An unfinished Atari 2600 series finds a conclusion... in comic form?

An incomplete Atari 2600 series is finally reaching its end in the Year of Our Lord 2017. In the form of a comic book. Stranger things have certainly happened in the world of licensing… but not by much.

Episodic game franchises go unfinished more often than not. (Ask Gabe Newell about Half Life 2: Episode 3 sometime, he loves that question.) It's a grim reality of the business, and it's one whose precedent was set more than three decades ago, way back on the Atari 2600.

In 1982, Atari published a game called Earthworld, which served as the embarkation point for a tetralogy called SwordQuest. It was a madly ambitious concept of a series: A set of top-down action-RPGs featuring a variety of mini-games and challenges, reminiscent in some ways of the Tron arcade game. And upon completing the games and gathering all the clues hidden within, players could submit their solution to Atari to compete for valuable prizes (including a solid gold talisman and a chalice made of gold, platinum, and precious stones).

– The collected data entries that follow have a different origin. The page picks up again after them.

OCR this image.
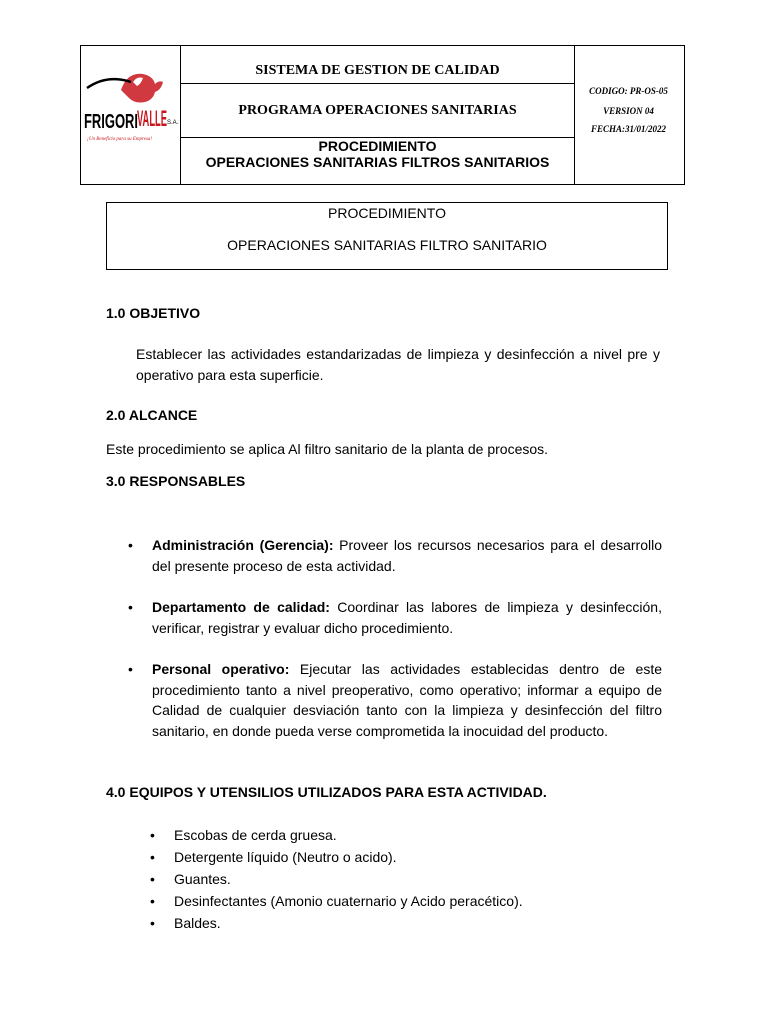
FRIGORI VALLE S.A.
¡Un Beneficio para su Empresa!
SISTEMA DE GESTION DE CALIDAD
PROGRAMA OPERACIONES SANITARIAS
PROCEDIMIENTO
OPERACIONES SANITARIAS FILTROS SANITARIOS
CODIGO: PR-OS-05
VERSION 04
FECHA:31/01/2022
PROCEDIMIENTO
OPERACIONES SANITARIAS FILTRO SANITARIO
1.0 OBJETIVO
Establecer las actividades estandarizadas de limpieza y desinfección a nivel pre y operativo para esta superficie.
2.0 ALCANCE
Este procedimiento se aplica Al filtro sanitario de la planta de procesos.
3.0 RESPONSABLES
• Administración (Gerencia): Proveer los recursos necesarios para el desarrollo del presente proceso de esta actividad.
• Departamento de calidad: Coordinar las labores de limpieza y desinfección, verificar, registrar y evaluar dicho procedimiento.
• Personal operativo: Ejecutar las actividades establecidas dentro de este procedimiento tanto a nivel preoperativo, como operativo; informar a equipo de Calidad de cualquier desviación tanto con la limpieza y desinfección del filtro sanitario, en donde pueda verse comprometida la inocuidad del producto.
4.0 EQUIPOS Y UTENSILIOS UTILIZADOS PARA ESTA ACTIVIDAD.
• Escobas de cerda gruesa.
• Detergente líquido (Neutro o acido).
• Guantes.
• Desinfectantes (Amonio cuaternario y Acido peracético).
• Baldes.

The second game, Fireworld, shipped in 1983. You know what also happened for Atari 2600 in 1983? The whole bottom fell out of the console market, Atari's stocks crashed, and parent company Warner Communications split the company into two parts and sold them off like damaged goods. The third SwordQuest title, Waterworld (no relation), was only available through Club Atari. That game's prize was never distributed, and the fourth entry in the series — to be called Airworld, obviously — never shipped in any form.

And that should have been the end of the game's legacy, right then and there. It hasn't even done much as a cautionary tale against the folly of episodic games (but no doubt we'll be seeing SiN episodes two through nine any day now). Truly, a forgotten corner of gaming. But no: As it turns out, Dynamite Entertainment has picked up the rights to SwordQuest and will be launching it as an ongoing comic book series beginning in May. It's a strange property for anyone to pick up from the dusty annals of video game history, but it does make a certain kind of sense; the original games shipped with packed-in comics to lend context to the decidedly abstract on-screen action.

Plus, the initial pitch sounds intriguing. Rather than being a straight adaptation of the SwordQuest plot (which was remarkably expansive for 2600 games), the SwordQuest comic series will evidently take on more of a metatextual flavor by concerning itself with the adventures of a normal kid on a mission to complete the SwordQuest games.

The creative team behind SwordQuest knows from metatext, too: Co-writer Chris Sims wrote Marvel's too-brief X-Men ’92 series, which managed to be amusingly (rather than annoyingly) self-referential, and artist Scott Kowalchuk did a stint on Batman ’66, which did a brilliant job of recapturing the same tongue-in-cheek straight-man vibe as the old TV series. So despite the improbability of this entire venture, it's probably going to turn out to be pretty good. At the very least, it seems likely to offer a more meaningful fictional takes on classic video games than a certain soon-to-be-a-major-Hollywood-picture novel…

As it happens, Sims is based here in North Carolina and has graciously consented to sit in for an episode of Retronauts East. You can look forward to that — along with the zero-issue debut of the comic — in a few months.